I was hooked on this one right from the start.
There was so much information packed into this one book. I can hardly wrap my mind around it. I don't even know what to focus my essay on!
I read several sections of Fermat's Enigma to Josh, always finishing with: “if that's not a testimony of God, then I don't know what is!” I think one of the reasons I like math is that it's so orderly. My favorite “testimony” parts include the mathematics found in music, the pi ratio of rivers, the perfect number 6, and the friendly numbers. People have drawn such interesting comparisons between math and God. I thought the argument that St. Augustine made in “The City of God” about 6 being a perfect number and the earth being created in six days just fascinating.
One of the things that was new to me was the camaraderie within the mathematic community. I didn't realize that they tend to work so closely together, bouncing ideas off each other.
As much as this book is about a math problem, it's also definitely about the passion that envelops people and the tightness to which they can hold to an idea or a dream. It seems true that those who rise to the top of a field (any field) are the ones who are most passionate about it; who pursue their dream unceasingly. This book was chalk full of stories about people who followed their passion. What great examples they set for us.

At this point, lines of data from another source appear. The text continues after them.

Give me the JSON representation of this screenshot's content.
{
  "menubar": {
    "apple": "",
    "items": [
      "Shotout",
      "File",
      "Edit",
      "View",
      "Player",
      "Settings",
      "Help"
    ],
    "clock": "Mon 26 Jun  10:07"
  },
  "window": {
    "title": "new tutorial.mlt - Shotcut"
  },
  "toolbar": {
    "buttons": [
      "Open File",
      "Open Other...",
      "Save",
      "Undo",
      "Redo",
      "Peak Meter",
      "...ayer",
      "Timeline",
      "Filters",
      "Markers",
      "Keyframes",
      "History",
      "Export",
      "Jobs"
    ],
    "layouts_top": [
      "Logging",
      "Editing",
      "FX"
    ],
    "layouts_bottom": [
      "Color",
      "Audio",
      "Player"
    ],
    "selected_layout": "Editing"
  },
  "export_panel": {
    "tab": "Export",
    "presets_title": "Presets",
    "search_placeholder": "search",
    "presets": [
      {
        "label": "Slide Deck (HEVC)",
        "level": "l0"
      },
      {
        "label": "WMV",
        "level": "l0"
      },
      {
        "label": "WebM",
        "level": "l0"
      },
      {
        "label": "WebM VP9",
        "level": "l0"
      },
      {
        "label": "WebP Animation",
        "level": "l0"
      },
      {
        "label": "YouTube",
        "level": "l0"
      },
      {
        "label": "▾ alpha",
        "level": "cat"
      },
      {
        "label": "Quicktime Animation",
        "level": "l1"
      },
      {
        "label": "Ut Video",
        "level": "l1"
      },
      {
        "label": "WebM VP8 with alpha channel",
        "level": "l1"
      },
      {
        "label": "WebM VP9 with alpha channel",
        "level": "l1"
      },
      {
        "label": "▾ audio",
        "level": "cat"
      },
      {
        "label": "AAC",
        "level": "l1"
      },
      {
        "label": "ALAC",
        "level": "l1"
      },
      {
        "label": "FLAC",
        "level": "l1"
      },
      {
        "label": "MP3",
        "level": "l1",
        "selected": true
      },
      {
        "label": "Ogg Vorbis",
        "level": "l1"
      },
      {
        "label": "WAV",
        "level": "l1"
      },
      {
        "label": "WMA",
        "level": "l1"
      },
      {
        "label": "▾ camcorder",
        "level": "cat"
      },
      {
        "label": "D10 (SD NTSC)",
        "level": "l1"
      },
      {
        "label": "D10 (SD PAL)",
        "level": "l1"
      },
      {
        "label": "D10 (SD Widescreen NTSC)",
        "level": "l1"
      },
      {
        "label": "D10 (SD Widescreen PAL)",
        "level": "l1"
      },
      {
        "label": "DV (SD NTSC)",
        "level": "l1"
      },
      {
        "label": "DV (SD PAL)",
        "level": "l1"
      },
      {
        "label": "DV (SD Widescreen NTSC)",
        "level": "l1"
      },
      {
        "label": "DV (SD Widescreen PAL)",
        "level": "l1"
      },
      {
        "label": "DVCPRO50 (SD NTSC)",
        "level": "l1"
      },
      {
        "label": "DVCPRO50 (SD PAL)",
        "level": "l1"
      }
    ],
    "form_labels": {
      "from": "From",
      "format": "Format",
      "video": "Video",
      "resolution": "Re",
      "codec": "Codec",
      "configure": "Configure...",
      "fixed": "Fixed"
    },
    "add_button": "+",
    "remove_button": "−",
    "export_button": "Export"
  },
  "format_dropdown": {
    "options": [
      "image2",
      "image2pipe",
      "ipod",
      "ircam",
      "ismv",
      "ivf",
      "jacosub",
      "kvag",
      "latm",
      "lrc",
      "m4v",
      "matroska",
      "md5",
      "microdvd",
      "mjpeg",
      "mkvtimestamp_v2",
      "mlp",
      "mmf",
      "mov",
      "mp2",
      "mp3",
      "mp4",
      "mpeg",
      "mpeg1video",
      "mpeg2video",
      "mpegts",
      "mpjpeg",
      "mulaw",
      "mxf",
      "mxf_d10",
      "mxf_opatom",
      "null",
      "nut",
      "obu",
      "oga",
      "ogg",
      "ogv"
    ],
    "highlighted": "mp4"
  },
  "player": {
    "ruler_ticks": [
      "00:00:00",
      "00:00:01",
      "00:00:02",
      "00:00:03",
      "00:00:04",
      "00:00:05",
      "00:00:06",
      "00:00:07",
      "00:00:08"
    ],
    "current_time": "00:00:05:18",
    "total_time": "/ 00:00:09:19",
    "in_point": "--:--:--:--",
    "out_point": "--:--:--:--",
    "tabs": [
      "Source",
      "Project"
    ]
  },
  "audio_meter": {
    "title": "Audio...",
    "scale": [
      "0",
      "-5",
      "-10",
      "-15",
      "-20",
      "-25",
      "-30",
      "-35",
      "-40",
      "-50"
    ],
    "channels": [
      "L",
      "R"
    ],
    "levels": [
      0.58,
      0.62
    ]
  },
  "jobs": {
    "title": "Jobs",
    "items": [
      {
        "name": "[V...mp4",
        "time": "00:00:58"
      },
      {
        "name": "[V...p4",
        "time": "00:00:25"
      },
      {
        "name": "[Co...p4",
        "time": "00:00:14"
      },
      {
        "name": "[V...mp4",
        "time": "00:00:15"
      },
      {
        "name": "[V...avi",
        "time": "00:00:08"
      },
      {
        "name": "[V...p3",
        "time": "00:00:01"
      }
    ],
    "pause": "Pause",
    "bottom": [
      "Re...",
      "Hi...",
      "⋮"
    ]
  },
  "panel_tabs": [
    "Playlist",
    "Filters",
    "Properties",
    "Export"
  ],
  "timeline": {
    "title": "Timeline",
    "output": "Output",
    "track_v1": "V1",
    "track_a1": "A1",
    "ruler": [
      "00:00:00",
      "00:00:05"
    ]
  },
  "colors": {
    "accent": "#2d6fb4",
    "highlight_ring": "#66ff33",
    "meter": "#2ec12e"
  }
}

Regarding mathematics: the intense concentration involved; the difficulty behind it all, astounds me. At one point, describing Wiles' lecture course on a portion of his proof, Nick Katz says, “There was no way in the world that anyone could have guessed what it was really about. It was done in such a way that unless you knew what this was for, then the calculations would just seem incredibly technical and tedious. And when you don't know what the mathematics is for, it's impossible to follow it. It's pretty hard to follow it even when you do know what it's for” (242-243). This quote, coupled with Nick Katz's explanation of the work required to check the proof (256) shows the huge amount of difficulty behind the math involved. It's just crazy to me that the best minds in the world found it difficult to check his proof!
“If Fermat did not have Wiles' proof, then what did he have?” (284). Wouldn't it be fascinating to find out if Fermat really did have the proof or not? The great thing about this theorem is that even after being “solved”, it's still an enigma because we know that if Fermat solved it, he must have used a different method. When I got to this part of the book, right at the end, I heard dramatic music playing in my head. The problem is still there – how did Fermat reach his conclusion?
I think the concept of hard work and perseverance is demonstrated repeatedly by the many mathematicians who devote whole segments of their lives to one problem. Hard work won't necessarily always be rewarded with success, but when it comes, success is all the more sweet because of the effort taken to get it. Sacrifice and discipline make good work partners. It's a lesson worth learning well.
I want to finish by quoting what I thought was probably the funniest moment in the entire book (and I liked Euler's proof of God, also): “When asked for his reaction to the proof, Shimura gently smiled and in a restrained and dignified manner simply said, 'I told you so.'”(280). I just loved that answer. Finally, to be justified after so many years! It must have felt good.